You can customize everything you want on your website, be it the font, the color of the background, the header, the spaces, the margins – whatever it is, it’s probably customizable. And if it isn’t, don’t worry, there’s probably a plugin out there that could customize it anyway.
And while Squarespace is really easy to use with its drag-and-drop website builder, this also means that you can’t customize everything to the nitty-gritty details, unlike WordPress with its CSS and HTML editing. It’s a two-edged sword for Squarespace, definitely.
Cons of WordPress
Free version is extremely limited
Although WordPress has a free version–WordPress.com instead of WordPress.org–it’s extremely limited in terms of several aspects.

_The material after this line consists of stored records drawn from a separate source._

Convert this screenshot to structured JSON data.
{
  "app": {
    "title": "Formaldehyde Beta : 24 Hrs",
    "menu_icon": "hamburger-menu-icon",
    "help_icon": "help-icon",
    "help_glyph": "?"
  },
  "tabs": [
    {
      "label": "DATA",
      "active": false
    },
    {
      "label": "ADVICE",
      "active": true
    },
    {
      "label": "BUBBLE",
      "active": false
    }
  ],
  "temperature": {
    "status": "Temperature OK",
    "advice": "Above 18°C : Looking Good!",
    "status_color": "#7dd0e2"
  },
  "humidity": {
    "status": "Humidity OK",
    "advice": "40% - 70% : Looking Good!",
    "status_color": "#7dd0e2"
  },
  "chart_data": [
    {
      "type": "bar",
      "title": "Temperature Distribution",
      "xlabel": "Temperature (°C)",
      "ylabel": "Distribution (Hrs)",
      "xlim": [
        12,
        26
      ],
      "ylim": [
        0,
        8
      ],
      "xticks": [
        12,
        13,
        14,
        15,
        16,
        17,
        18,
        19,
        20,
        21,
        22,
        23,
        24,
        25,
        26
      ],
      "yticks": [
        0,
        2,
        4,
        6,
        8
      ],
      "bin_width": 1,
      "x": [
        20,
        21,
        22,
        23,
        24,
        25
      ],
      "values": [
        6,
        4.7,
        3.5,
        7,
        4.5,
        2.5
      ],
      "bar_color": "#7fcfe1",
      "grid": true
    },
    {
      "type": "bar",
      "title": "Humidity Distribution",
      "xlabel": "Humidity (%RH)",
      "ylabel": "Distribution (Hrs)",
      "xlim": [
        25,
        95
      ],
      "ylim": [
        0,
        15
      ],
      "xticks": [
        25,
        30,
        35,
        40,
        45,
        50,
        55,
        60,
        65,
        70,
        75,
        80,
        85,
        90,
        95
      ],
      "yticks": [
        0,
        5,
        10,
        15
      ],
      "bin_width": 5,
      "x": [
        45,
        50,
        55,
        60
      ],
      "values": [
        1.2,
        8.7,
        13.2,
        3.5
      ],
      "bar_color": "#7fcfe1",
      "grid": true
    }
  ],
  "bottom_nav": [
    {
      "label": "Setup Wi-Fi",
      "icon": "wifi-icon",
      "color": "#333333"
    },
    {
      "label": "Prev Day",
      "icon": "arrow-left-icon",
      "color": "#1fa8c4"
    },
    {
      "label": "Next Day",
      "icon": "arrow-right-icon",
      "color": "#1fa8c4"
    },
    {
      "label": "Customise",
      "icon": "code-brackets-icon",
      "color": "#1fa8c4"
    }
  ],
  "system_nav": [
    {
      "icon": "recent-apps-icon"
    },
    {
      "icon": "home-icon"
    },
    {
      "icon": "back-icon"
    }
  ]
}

For one, you can’t have your own domain name if you’re using the free version which means you’re stuck with
.wordpress.com until you upgrade to a paid plan. Two, you can’t customize your entire blog to your heart’s desire. The level of customization also depends on the specific theme that you’re going to choose. Some themes don’t even allow you to change the default colors unless you’re going to pay for a premium theme, and you can’t get premium themes without upgrading to a paid hosting plan. Three, you can’t use plugins when you’re on a free plan, which means that you’re missing out on a lot of the features that most serious bloggers have.

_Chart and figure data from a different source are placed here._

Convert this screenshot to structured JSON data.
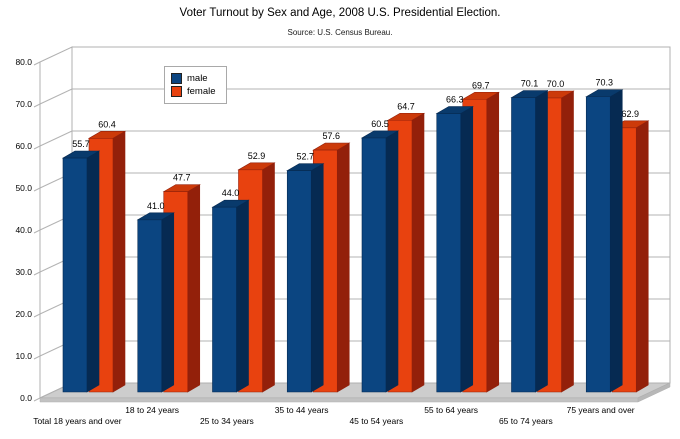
{
  "chart_data": {
    "type": "bar",
    "style": "3d-column",
    "title": "Voter Turnout by Sex and Age, 2008 U.S. Presidential Election.",
    "subtitle": "Source: U.S. Census Bureau.",
    "categories": [
      "Total 18 years and over",
      "18 to 24 years",
      "25 to 34 years",
      "35 to 44 years",
      "45 to 54 years",
      "55 to 64 years",
      "65 to 74 years",
      "75 years and over"
    ],
    "series": [
      {
        "name": "male",
        "color_front": "#0b4581",
        "color_side": "#062a52",
        "color_top": "#093a6c",
        "values": [
          55.7,
          41.0,
          44.0,
          52.7,
          60.5,
          66.3,
          70.1,
          70.3
        ]
      },
      {
        "name": "female",
        "color_front": "#e8420f",
        "color_side": "#93200a",
        "color_top": "#cc3a0a",
        "values": [
          60.4,
          47.7,
          52.9,
          57.6,
          64.7,
          69.7,
          70.0,
          62.9
        ]
      }
    ],
    "ylim": [
      0,
      80
    ],
    "ytick_step": 10,
    "ytick_labels": [
      "0.0",
      "10.0",
      "20.0",
      "30.0",
      "40.0",
      "50.0",
      "60.0",
      "70.0",
      "80.0"
    ],
    "grid": true,
    "legend_position": "upper-left",
    "value_labels": true
  },
  "colors": {
    "background": "#ffffff",
    "gridline": "#b3b3b3",
    "wall_edge": "#b0b0b0",
    "wall_fill": "#ffffff",
    "floor_fill": "#cdcdcd",
    "floor_front": "#c2c2c2",
    "floor_side": "#b8b8b8",
    "text": "#000000"
  }
}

This means that to make use of the version of WordPress that we all know and love, you first have to purchase paid hosting for your blog first, whether it’s from WordPress or some other external hosting company.
Paid hosting is more expensive than average
WordPress offers different hosting plans, but they’re a bit more expensive than the average offerings. The cheapest plan is $3 a month, while the most expensive one is $40 a month. However, the $3/month plan only comes with a .blog domain, which isn’t even the standard. If you want to make use of .com or .net or .org, you have to get the $5/month plan. At this point, it’s already more expensive than other trusted hosting companies, such as Bluehost, whose cheapest plan is only $2.95 and already comes with a free domain name and all the perks you could possibly think of in WordPress’s $5/month plan.
Conclusion – Squarespace vs WordPress?
There’s no set answer to the question of which is better in the battle of Squarespace vs WordPress as each one has its own pros and cons.
If you ask us, however, we personally like WordPress’s feature-filled platform better than Squarespace’s easy-to-use interface. After all, WordPress is also considered a pioneer in the blogging industry, as many bloggers started out with this reliable blogging service. But if you’re not confident of your blog-customizing skills, you might want to give Squarespace and its drag-and-drop website builder a shot.